Fuzzer Project Overview
Overview
This project is for individuals.
One of the most helpful tools that a security-minded software developer can have is a fuzz-testing tool, or a fuzzer. A fuzzer is a type of exploratory testing tool used for finding weaknesses in a program by scanning its attack surface.
The best fuzzers are highly customizable, so generalized fuzzers are often quite complex to configure and use, and can become out-of-date quickly. Fortunately, we’re software engineers, so we’ll build a fuzzer that can be customized to a specific web application rapidly.
Programming Language
You have two choices of programming language: Ruby or Python. You may choose the specific packages to use - research them and find ones that fit your needs (there are many for both languages). For Ruby, successful projects have used Ruby with Mechanize, or Python with the Requests package or Mechanical Soup. If you are using Python, past students strongly recommend Python3+ due to some inconsistencies in the 2.7 versions of packages (i.e. use “python3” and “pip3” to run since Python 2 is long dead).
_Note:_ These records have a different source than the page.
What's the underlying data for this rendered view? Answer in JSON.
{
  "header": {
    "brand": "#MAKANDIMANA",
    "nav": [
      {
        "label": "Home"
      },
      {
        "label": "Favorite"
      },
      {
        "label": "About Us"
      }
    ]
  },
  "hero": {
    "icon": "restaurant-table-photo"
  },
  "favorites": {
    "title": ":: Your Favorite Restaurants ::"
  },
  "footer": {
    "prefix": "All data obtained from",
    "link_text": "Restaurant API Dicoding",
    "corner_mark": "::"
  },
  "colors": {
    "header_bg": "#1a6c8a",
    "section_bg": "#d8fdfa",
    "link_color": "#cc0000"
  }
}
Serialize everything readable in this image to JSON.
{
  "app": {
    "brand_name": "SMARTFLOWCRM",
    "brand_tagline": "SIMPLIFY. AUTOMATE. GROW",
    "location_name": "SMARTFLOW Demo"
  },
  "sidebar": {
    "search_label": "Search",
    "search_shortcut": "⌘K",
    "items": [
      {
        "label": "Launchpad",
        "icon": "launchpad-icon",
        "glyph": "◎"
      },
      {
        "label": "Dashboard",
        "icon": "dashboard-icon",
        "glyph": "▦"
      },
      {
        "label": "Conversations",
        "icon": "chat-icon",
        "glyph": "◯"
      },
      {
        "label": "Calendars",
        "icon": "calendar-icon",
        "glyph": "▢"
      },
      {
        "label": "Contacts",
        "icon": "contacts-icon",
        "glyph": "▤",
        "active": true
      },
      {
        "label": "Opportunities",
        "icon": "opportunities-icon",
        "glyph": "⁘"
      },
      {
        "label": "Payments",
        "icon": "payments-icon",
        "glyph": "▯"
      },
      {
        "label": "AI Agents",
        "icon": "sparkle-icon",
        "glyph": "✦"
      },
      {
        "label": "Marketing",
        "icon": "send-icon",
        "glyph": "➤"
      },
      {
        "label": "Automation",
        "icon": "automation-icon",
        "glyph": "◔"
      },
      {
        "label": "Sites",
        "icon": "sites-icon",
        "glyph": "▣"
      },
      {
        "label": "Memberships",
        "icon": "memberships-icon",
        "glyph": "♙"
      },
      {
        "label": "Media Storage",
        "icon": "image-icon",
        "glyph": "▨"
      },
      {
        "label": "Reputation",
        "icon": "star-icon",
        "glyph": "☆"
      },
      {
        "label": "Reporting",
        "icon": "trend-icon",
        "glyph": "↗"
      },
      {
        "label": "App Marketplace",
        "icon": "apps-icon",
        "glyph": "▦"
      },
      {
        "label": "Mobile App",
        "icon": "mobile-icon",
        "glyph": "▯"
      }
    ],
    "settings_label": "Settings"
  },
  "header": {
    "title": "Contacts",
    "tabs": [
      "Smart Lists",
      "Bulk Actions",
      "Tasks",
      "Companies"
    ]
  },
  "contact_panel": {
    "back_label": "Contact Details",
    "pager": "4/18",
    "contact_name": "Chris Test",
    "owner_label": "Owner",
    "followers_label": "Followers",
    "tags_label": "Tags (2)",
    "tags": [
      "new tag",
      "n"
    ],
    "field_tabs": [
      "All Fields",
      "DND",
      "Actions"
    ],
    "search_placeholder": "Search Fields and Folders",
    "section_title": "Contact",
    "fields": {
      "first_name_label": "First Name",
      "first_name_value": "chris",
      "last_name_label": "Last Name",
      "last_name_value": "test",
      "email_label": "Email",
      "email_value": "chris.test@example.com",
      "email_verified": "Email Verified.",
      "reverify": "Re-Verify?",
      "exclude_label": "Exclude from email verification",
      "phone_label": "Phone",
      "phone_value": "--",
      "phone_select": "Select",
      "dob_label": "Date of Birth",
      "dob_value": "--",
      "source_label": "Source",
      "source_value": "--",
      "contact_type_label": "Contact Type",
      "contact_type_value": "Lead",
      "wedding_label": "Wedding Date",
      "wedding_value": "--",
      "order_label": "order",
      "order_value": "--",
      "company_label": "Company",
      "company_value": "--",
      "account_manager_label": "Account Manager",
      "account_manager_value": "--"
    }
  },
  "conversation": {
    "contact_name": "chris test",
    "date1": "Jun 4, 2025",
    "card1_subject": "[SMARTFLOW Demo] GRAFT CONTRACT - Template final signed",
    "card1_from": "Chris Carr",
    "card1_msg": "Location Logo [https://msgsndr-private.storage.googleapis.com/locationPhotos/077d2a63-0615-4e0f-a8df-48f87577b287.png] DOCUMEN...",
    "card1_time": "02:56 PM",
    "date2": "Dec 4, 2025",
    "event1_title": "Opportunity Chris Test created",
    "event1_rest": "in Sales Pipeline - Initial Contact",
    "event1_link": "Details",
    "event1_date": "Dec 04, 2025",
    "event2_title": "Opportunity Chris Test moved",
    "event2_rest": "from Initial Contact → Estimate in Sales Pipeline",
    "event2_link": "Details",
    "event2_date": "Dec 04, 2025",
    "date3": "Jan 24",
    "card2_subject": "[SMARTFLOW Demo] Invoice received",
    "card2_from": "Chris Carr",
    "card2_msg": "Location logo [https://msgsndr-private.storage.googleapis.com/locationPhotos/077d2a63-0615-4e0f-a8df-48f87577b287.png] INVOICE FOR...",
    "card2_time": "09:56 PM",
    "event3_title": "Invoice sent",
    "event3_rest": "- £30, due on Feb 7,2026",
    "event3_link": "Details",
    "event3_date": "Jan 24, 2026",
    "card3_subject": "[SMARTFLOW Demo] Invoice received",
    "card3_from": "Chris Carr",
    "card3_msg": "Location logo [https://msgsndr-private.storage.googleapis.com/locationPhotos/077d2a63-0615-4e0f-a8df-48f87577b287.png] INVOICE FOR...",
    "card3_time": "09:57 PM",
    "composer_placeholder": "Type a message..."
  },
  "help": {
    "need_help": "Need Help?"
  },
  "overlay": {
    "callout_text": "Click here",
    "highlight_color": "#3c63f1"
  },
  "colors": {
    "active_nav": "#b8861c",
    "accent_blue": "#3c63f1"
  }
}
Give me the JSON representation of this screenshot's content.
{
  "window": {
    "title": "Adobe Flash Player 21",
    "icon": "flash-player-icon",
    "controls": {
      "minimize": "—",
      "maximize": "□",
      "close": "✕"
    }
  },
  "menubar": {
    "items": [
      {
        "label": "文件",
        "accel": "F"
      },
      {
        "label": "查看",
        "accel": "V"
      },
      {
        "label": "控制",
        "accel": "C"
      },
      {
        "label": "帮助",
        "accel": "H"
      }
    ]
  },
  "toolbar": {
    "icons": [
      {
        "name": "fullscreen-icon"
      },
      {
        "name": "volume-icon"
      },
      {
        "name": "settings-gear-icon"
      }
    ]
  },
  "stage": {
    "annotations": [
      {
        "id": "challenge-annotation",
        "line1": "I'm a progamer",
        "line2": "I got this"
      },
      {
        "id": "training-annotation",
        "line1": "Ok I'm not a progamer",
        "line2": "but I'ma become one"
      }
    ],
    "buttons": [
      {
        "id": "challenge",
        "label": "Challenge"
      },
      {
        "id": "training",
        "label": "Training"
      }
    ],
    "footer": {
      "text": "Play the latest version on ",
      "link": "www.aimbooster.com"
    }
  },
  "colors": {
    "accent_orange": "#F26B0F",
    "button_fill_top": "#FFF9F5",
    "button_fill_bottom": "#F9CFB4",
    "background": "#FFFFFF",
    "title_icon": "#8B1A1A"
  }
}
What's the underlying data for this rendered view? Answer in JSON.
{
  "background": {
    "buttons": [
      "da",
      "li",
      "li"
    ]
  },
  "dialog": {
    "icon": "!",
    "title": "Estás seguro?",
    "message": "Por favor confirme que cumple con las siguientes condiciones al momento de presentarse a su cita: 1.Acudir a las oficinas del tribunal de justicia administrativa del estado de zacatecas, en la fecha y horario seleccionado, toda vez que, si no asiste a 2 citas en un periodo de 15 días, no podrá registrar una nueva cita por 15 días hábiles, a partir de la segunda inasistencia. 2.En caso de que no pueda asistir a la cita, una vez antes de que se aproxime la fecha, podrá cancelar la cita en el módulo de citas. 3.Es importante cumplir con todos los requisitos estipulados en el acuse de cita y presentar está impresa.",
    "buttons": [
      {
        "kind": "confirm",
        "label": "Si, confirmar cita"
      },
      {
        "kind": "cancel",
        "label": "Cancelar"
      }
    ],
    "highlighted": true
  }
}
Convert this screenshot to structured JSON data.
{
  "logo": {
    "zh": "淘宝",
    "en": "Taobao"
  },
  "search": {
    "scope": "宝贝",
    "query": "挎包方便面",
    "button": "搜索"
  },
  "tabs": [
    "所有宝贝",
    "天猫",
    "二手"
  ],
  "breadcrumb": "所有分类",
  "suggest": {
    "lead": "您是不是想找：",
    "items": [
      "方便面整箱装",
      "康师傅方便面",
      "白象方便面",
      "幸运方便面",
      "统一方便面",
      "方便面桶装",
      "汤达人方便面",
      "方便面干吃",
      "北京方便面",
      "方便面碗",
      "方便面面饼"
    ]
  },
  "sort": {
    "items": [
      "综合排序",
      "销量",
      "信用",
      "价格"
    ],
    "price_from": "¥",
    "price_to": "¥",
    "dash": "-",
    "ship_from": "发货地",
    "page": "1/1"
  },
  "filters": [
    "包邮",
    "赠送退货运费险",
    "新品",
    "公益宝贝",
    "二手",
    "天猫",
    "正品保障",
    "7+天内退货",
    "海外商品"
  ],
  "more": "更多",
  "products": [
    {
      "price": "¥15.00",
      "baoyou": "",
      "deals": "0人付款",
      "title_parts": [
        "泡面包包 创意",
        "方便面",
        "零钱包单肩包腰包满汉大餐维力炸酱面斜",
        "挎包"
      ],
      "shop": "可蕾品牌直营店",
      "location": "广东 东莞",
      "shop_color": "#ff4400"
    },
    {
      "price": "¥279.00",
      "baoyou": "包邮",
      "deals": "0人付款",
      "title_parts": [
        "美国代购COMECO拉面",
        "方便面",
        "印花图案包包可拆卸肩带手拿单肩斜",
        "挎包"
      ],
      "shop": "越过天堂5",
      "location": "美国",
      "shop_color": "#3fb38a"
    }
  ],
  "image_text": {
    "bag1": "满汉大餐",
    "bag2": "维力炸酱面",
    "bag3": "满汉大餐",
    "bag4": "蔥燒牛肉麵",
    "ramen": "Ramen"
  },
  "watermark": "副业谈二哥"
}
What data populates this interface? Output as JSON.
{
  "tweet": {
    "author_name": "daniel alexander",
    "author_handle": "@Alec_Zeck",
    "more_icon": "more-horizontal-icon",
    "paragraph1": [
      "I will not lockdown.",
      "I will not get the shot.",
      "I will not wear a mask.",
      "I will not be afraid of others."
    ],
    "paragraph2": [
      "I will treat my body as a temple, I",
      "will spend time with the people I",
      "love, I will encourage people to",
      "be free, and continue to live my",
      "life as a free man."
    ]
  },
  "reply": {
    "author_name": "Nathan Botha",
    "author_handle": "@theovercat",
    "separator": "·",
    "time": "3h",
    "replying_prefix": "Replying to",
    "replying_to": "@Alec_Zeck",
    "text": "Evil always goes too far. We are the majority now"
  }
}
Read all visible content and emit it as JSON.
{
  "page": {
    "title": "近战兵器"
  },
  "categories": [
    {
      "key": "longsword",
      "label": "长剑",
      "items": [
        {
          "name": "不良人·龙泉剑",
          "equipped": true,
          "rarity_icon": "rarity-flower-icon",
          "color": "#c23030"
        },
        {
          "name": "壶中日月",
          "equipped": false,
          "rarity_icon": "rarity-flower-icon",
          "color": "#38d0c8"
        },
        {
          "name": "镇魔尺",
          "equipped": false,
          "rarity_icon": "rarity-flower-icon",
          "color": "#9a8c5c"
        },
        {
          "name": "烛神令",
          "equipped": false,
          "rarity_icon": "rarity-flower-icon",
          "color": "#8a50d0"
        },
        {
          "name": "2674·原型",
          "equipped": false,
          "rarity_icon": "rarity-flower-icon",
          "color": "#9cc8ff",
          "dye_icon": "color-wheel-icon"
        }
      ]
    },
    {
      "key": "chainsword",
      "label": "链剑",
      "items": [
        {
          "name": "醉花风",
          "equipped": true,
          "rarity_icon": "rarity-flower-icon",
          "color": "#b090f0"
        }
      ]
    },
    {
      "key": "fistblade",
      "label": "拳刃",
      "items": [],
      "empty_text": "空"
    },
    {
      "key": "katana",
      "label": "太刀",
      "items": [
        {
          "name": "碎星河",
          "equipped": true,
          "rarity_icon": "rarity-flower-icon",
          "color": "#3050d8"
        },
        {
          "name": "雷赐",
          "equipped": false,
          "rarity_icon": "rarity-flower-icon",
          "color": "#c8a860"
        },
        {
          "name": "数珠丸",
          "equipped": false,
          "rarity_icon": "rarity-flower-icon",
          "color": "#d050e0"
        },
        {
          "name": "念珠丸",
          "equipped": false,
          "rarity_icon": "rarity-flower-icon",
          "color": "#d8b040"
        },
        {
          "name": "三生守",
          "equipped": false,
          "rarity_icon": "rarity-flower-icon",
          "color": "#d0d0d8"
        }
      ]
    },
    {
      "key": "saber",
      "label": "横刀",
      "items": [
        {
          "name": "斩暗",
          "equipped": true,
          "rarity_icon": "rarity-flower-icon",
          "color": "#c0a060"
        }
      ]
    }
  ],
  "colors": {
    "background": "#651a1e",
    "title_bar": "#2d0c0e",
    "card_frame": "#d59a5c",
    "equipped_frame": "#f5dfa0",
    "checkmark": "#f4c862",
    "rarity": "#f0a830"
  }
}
Think of the above libraries like a GUI-less browser - it can simulate everything that a browser does, but programmatically. It does HTTP requests, parses HTML, and a lot more. In particular, they will:
- Handle the HTTP protocol, so you don’t have to worry about networking details
- Parse HTML, so you can find inputs via relatively simple XPATH queries or something similar
- Simulate user actions, such as clicking links and submitting forms
Your code will be tested against a modified version of the DVWA we provided in the web application activity. We recommend you use DVWA as your test bed, but make sure your code is general enough to work on any website.
NOTE: The root URL for the CI image is slightly different from what you most likely install on your local machine. Specifically, the root URL to get to DVWA is http://localhost
when using the CI image (not http://localhost/dvwa
). This different is intentional, and your fuzzer should be able to handle that flexibility since the URL is a command line parameter.
Starter Examples
This example demonstrates a quick script for getting the links from our course web page using Ruby and the Mechanize gem:
require 'mechanize' # you'll need Mechanize installed (gem install mechanize)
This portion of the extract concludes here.